А приезжал по своим делам Маседонский Александр Филиппович, тот глянул – и сразу:
– Морской узел – архивный!
Архивный узел вяжется так, что держит крепко, а потянул – и вмиг развяжется. Но сам не потянешь: другой нужен.

Любит слово "подружка". Ты, говорю, подружка моя. Глаза в потолок и пузо пушистое, рыжее, напоказ... Думал, на шипящий "ш" реагирует, кошки же охотники. Не может такого быть, что слова понимает! Скажу "подушка". Ты, говорю, подушка. Разобиделась, спрыгнула с дивана и ушла. Правда, вернулась тут же: только я позволяю топтаться на коленях.

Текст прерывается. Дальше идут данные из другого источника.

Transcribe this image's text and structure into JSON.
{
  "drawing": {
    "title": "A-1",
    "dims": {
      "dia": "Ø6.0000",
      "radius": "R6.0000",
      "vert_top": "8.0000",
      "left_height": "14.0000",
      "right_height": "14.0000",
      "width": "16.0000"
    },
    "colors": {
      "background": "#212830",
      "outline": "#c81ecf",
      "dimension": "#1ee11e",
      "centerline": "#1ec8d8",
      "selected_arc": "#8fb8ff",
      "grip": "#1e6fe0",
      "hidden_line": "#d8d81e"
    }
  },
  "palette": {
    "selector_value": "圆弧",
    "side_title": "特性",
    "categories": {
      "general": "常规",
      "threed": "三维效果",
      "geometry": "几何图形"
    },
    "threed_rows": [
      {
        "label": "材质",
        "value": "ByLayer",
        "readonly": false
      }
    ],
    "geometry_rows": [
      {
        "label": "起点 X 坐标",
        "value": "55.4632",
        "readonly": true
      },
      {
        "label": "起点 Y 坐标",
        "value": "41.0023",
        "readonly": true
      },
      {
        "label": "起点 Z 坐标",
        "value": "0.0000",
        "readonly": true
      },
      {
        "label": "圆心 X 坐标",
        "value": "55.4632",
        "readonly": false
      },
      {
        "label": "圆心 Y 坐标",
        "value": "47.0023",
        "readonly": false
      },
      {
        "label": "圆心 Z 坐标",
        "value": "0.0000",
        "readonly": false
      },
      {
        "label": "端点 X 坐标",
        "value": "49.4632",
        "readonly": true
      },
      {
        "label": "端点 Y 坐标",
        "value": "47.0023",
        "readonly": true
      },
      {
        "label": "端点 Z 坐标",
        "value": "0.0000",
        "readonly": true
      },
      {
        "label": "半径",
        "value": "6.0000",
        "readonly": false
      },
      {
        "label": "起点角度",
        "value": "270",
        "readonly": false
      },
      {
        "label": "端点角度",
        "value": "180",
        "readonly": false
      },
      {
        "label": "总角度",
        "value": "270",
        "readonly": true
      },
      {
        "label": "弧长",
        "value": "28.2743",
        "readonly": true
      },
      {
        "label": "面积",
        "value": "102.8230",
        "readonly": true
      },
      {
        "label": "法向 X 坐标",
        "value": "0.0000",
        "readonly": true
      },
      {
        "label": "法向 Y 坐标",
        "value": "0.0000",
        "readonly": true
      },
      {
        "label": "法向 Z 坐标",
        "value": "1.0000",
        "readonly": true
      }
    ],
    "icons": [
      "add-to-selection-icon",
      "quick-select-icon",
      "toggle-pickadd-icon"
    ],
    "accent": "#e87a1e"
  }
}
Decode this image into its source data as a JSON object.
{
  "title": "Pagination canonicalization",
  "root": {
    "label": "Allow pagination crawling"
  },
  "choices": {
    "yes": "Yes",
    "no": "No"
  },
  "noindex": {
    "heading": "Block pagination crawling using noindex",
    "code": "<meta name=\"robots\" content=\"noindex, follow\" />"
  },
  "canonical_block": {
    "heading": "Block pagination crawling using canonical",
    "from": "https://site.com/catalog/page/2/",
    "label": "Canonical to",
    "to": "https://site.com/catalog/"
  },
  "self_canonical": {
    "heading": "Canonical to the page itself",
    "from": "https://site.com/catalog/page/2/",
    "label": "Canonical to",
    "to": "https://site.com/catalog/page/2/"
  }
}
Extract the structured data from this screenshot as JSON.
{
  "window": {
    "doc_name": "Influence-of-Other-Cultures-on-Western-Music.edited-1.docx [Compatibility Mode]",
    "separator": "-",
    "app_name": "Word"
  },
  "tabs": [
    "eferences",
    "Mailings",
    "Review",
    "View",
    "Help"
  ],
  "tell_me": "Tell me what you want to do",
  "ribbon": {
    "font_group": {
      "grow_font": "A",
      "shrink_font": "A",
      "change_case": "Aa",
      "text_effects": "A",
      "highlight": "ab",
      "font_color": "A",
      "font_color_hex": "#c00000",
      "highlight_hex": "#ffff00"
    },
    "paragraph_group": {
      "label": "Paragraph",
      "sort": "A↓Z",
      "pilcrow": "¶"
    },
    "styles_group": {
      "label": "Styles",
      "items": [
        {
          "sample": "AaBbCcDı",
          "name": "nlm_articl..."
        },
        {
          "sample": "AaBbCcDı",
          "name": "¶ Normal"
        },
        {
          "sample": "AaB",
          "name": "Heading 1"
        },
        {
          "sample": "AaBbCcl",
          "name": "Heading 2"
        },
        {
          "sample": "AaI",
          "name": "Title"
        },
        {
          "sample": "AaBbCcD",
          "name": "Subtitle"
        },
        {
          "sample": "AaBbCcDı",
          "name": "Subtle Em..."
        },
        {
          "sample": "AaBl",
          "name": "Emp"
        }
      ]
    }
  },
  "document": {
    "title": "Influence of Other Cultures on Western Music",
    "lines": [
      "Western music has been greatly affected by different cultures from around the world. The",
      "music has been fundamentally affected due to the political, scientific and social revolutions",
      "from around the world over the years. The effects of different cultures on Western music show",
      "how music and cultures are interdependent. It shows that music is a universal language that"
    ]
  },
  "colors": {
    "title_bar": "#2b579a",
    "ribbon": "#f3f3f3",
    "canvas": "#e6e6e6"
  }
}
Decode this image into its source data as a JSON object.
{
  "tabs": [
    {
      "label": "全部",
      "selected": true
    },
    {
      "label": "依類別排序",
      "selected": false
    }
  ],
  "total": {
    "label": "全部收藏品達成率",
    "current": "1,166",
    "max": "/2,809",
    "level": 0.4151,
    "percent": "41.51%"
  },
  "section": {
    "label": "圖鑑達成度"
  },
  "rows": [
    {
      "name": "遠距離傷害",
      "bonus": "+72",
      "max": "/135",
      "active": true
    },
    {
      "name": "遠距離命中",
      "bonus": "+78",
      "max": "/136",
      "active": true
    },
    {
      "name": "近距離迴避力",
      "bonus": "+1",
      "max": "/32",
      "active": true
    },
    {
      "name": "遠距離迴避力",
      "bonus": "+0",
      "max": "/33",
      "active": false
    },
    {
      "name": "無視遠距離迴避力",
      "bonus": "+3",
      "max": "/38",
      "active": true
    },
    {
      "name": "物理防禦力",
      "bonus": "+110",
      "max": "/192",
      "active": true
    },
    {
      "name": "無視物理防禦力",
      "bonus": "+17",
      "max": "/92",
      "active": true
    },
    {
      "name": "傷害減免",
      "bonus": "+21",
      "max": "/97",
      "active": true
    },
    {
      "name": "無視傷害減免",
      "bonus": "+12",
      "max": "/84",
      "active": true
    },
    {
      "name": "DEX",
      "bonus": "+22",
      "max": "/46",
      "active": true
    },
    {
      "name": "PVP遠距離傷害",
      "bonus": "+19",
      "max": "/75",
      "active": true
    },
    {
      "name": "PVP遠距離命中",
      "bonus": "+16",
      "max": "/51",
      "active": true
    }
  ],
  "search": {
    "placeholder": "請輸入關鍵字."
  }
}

Сельце наше невеликое. На этом берегу. Лесок, поле. Озерцо тоже небольшенькое, в старом месте такие ламбушками зовут. Ламбушка, значит. Ну и живём, хлеб жуём. Ко всему привычные, виды видавшие, в крови купали, в тузлуке держали – ну, нет с нами сладу! Оставили доживать. Как реликтовые пеньки посреди заблаговременной пустыни.
А на том берегу – кочевые люди скачут, власы распустив, с топорами, и топоры их каменные, а кони косматые. А вечерами разожгут костры до неба, искрами звёзды затмевают, и пляшут вокруг огня, взявшись за руки, и воют, воют – чисто волки голодные... Волки и есть. Название только что люди. И зубы волчьи, и все повадки.
А в реке посреди ойкумены плещутся русалки, венки ловят чужие да сманивают наших, окунуться. Трижды окунулся кто, забыл и как зовут, и откуда. Такому одна дорога – в полномоченные.
У нас таков Пётр Алексеевич.
– Вы, говорит, немцы! Вы обрусели только сверху, а так вы Гофманы, говорит, и Гитлеры все в душе! Я вас в бараний рог согну, твёрдозаданцы! Вы у меня забудете, которой рукой крестятся.
И всякое такое. Романзон Пётр Алексеевич. Слышал, нет? Нет?! Ну так небольшому уму у вас учат. Это ведь он мне два передних зуба выхлестнул. На, посмотри: ы-ы... Я тогда порохом папиросочку начинил ему, он закурил, а она возьми и пурскни изо рта ракетой – и прямо в лоб пролетарскому поэту Максиму Кой-кому. Такой, право, реприманд неожиданный. Ну он мне и это... сгоряча, тут всякий осточертеет на его месте... рукоятью нагана – в зубы. На, посмотри: ы-ы... Выбил и говорит: маульхальтенундвайтердинен! А что? Ленина ещё не так обижали. Слышал, нет? Владимир Ильич. Нет?!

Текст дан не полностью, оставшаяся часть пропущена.